Ketujuh lelaki dewasa yang ada di hadapan Ustadz Taftayani saling berpandangan dan kemudian menggelengkan kepala.
“Baiklah. Nanti kita akan berkumpul kembali dalam pengajian berikutnya. Untuk saat ini saya cukupkan. Wassalamu’alaikum warahmatullahi wabarakatuh.”
“Wa’alaikumussalam warahmatullahi wabarakatuh,” jawab semuanya.
Pengajian telah berakhir malam itu. Para prajurit ada yang beristirahat, ada pula yang bertugas jaga. Sedangkan dua senopati, sejumlah sesepuh, dan pimpinan pasukan lainnya bergabung di sebuah rumah yang cukup besar di bagian bawah Gua Selarong. Seperti yang dilakukan setiap malam, semuanya akan mendengar pemaparan perkembangan terakhir situasi Yogyakarta dan juga kraton dari para telik sandi atau mata-mata yang dikirim ke berbagai tempat. Pangeran Diponegoro akan langsung memimpin pertemuan tersebut. (Bersambung)
Catatan kaki :
[1] Bendoro Raden Mas Mustahar atau Bendoro Raden Mas Ontowiryo atau Pangeran Diponegoro dilahirkan 11 November 1785. Ayahnya, Raden Mas Surojo atau yang kemudian dikenal sebagai Hamengku Buwono III dilahirkan pada 20 Februari 1769.

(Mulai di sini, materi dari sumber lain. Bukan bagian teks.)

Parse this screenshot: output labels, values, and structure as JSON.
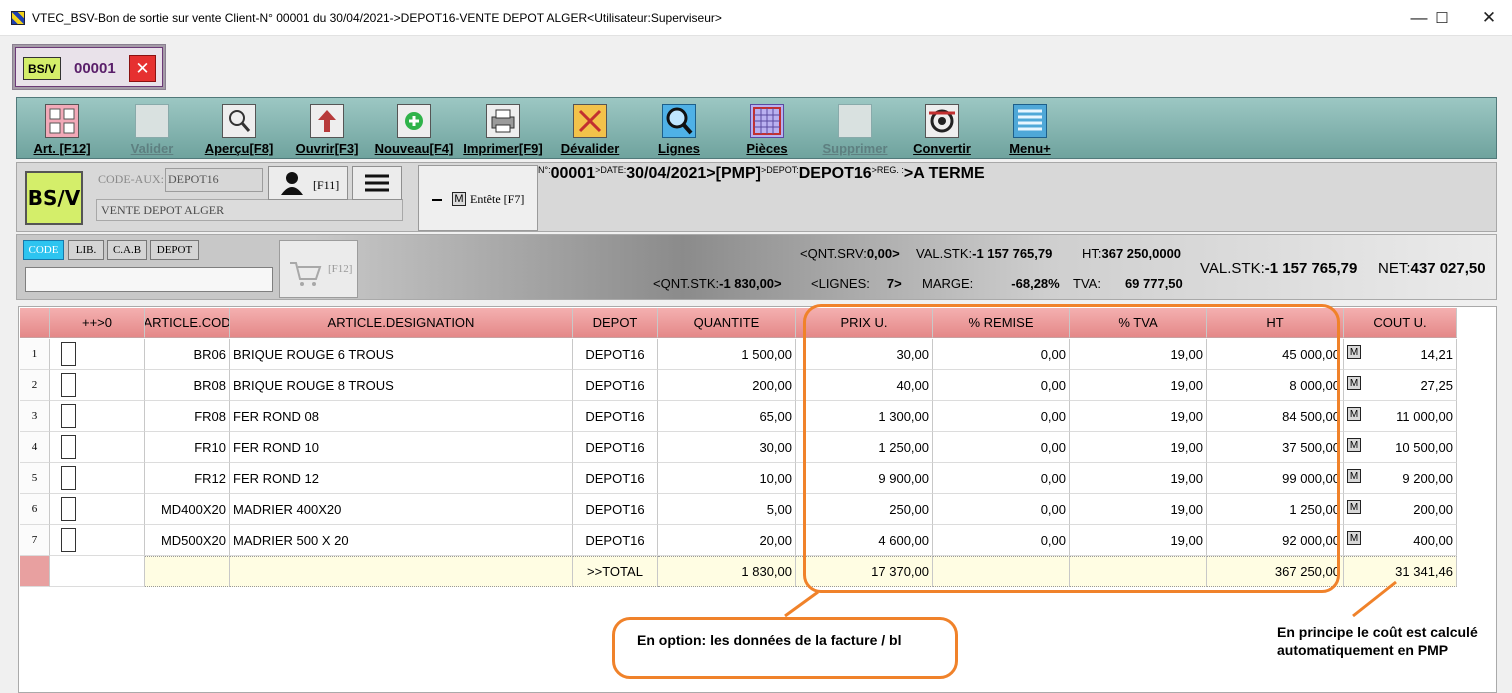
{
  "window": {
    "title": "VTEC_BSV-Bon de sortie sur vente Client-N° 00001 du 30/04/2021->DEPOT16-VENTE DEPOT ALGER<Utilisateur:Superviseur>",
    "minimize": "—",
    "maximize": "☐",
    "close": "✕"
  },
  "doc_tab": {
    "badge": "BS/V",
    "number": "00001",
    "close": "✕"
  },
  "toolbar": {
    "items": [
      {
        "label": "Art. [F12]",
        "icon": "article-grid-icon"
      },
      {
        "label": "Valider",
        "icon": "validate-icon",
        "disabled": true
      },
      {
        "label": "Aperçu[F8]",
        "icon": "preview-magnifier-icon"
      },
      {
        "label": "Ouvrir[F3]",
        "icon": "open-arrow-icon"
      },
      {
        "label": "Nouveau[F4]",
        "icon": "new-plus-icon"
      },
      {
        "label": "Imprimer[F9]",
        "icon": "printer-icon"
      },
      {
        "label": "Dévalider",
        "icon": "unvalidate-icon"
      },
      {
        "label": "Lignes",
        "icon": "lines-search-icon"
      },
      {
        "label": "Pièces",
        "icon": "pieces-calendar-icon"
      },
      {
        "label": "Supprimer",
        "icon": "delete-trash-icon",
        "disabled": true
      },
      {
        "label": "Convertir",
        "icon": "convert-cycle-icon"
      },
      {
        "label": "Menu+",
        "icon": "menu-list-icon"
      }
    ]
  },
  "header": {
    "badge": "BS/V",
    "code_aux_label": "CODE-AUX:",
    "code_aux_value": "DEPOT16",
    "client_name": "VENTE DEPOT ALGER",
    "person_key": "[F11]",
    "entete_m": "M",
    "entete_label": "Entête [F7]",
    "docline": {
      "no_label": "N°:",
      "no": "00001",
      "date_label": ">DATE:",
      "date": "30/04/2021",
      "pmp": ">[PMP]",
      "depot_label": ">DEPOT:",
      "depot": "DEPOT16",
      "reg_label": ">REG. :",
      "reg": ">A TERME"
    }
  },
  "search": {
    "segments": [
      "CODE",
      "LIB.",
      "C.A.B",
      "DEPOT"
    ],
    "cart_key": "[F12]"
  },
  "totals": {
    "qnt_srv_label": "<QNT.SRV:",
    "qnt_srv": "0,00>",
    "val_stk_label": "VAL.STK:",
    "val_stk": "-1 157 765,79",
    "ht_label": "HT:",
    "ht": "367 250,0000",
    "qnt_stk_label": "<QNT.STK:",
    "qnt_stk": "-1 830,00>",
    "lignes_label": "<LIGNES:",
    "lignes": "7>",
    "marge_label": "MARGE:",
    "marge": "-68,28%",
    "tva_label": "TVA:",
    "tva": "69 777,50",
    "val_stk2_label": "VAL.STK:",
    "val_stk2": "-1 157 765,79",
    "net_label": "NET:",
    "net": "437 027,50"
  },
  "grid": {
    "columns": [
      "++>0",
      "ARTICLE.COD",
      "ARTICLE.DESIGNATION",
      "DEPOT",
      "QUANTITE",
      "PRIX U.",
      "% REMISE",
      "% TVA",
      "HT",
      "COUT U."
    ],
    "rows": [
      {
        "n": "1",
        "code": "BR06",
        "des": "BRIQUE ROUGE 6 TROUS",
        "depot": "DEPOT16",
        "qte": "1 500,00",
        "prix": "30,00",
        "remise": "0,00",
        "tva": "19,00",
        "ht": "45 000,00",
        "m": "M",
        "cout": "14,21"
      },
      {
        "n": "2",
        "code": "BR08",
        "des": "BRIQUE ROUGE 8 TROUS",
        "depot": "DEPOT16",
        "qte": "200,00",
        "prix": "40,00",
        "remise": "0,00",
        "tva": "19,00",
        "ht": "8 000,00",
        "m": "M",
        "cout": "27,25"
      },
      {
        "n": "3",
        "code": "FR08",
        "des": "FER ROND 08",
        "depot": "DEPOT16",
        "qte": "65,00",
        "prix": "1 300,00",
        "remise": "0,00",
        "tva": "19,00",
        "ht": "84 500,00",
        "m": "M",
        "cout": "11 000,00"
      },
      {
        "n": "4",
        "code": "FR10",
        "des": "FER ROND 10",
        "depot": "DEPOT16",
        "qte": "30,00",
        "prix": "1 250,00",
        "remise": "0,00",
        "tva": "19,00",
        "ht": "37 500,00",
        "m": "M",
        "cout": "10 500,00"
      },
      {
        "n": "5",
        "code": "FR12",
        "des": "FER ROND 12",
        "depot": "DEPOT16",
        "qte": "10,00",
        "prix": "9 900,00",
        "remise": "0,00",
        "tva": "19,00",
        "ht": "99 000,00",
        "m": "M",
        "cout": "9 200,00"
      },
      {
        "n": "6",
        "code": "MD400X20",
        "des": "MADRIER 400X20",
        "depot": "DEPOT16",
        "qte": "5,00",
        "prix": "250,00",
        "remise": "0,00",
        "tva": "19,00",
        "ht": "1 250,00",
        "m": "M",
        "cout": "200,00"
      },
      {
        "n": "7",
        "code": "MD500X20",
        "des": "MADRIER 500 X 20",
        "depot": "DEPOT16",
        "qte": "20,00",
        "prix": "4 600,00",
        "remise": "0,00",
        "tva": "19,00",
        "ht": "92 000,00",
        "m": "M",
        "cout": "400,00"
      }
    ],
    "total": {
      "label": ">>TOTAL",
      "qte": "1 830,00",
      "prix": "17 370,00",
      "ht": "367 250,00",
      "cout": "31 341,46"
    }
  },
  "annotations": {
    "callout1": "En option: les données de la facture / bl",
    "callout2": "En principe le coût est calculé automatiquement en PMP",
    "accent": "#f0822a"
  }
}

[2] Kalimat yang diucapkan Pangeran Diponegoro ini tertulis di dalam Babad Diponegoro jilid I hal.39-40.
[3] Menurut laporan Residen Belanda tahun 1805, Ustadz Taftayani yang berasal dari Sumatera Barat itu mampu memberikan pengajaran dalam bahasa Jawa dan pernah mengirimkan anak-anaknya ke Surakarta, pusat pendidikan agama pada waktu itu. Di Surakarta, Taftayani menerjemahkan kitab fiqih Sirat Al-Mustaqim karya Nuruddin Ar Raniri ke dalam bahasa Jawa. Ini mengindikasikan, Pangeran Diponegoro belajar Islam dengan serius. (Dr. Kareel A. Steenbrink, 1984, “Beberapa Aspek Tentang Islam di Indonesia Abad ke 19”, Penerbit Bulan Bintang, Jakarta hal. 29).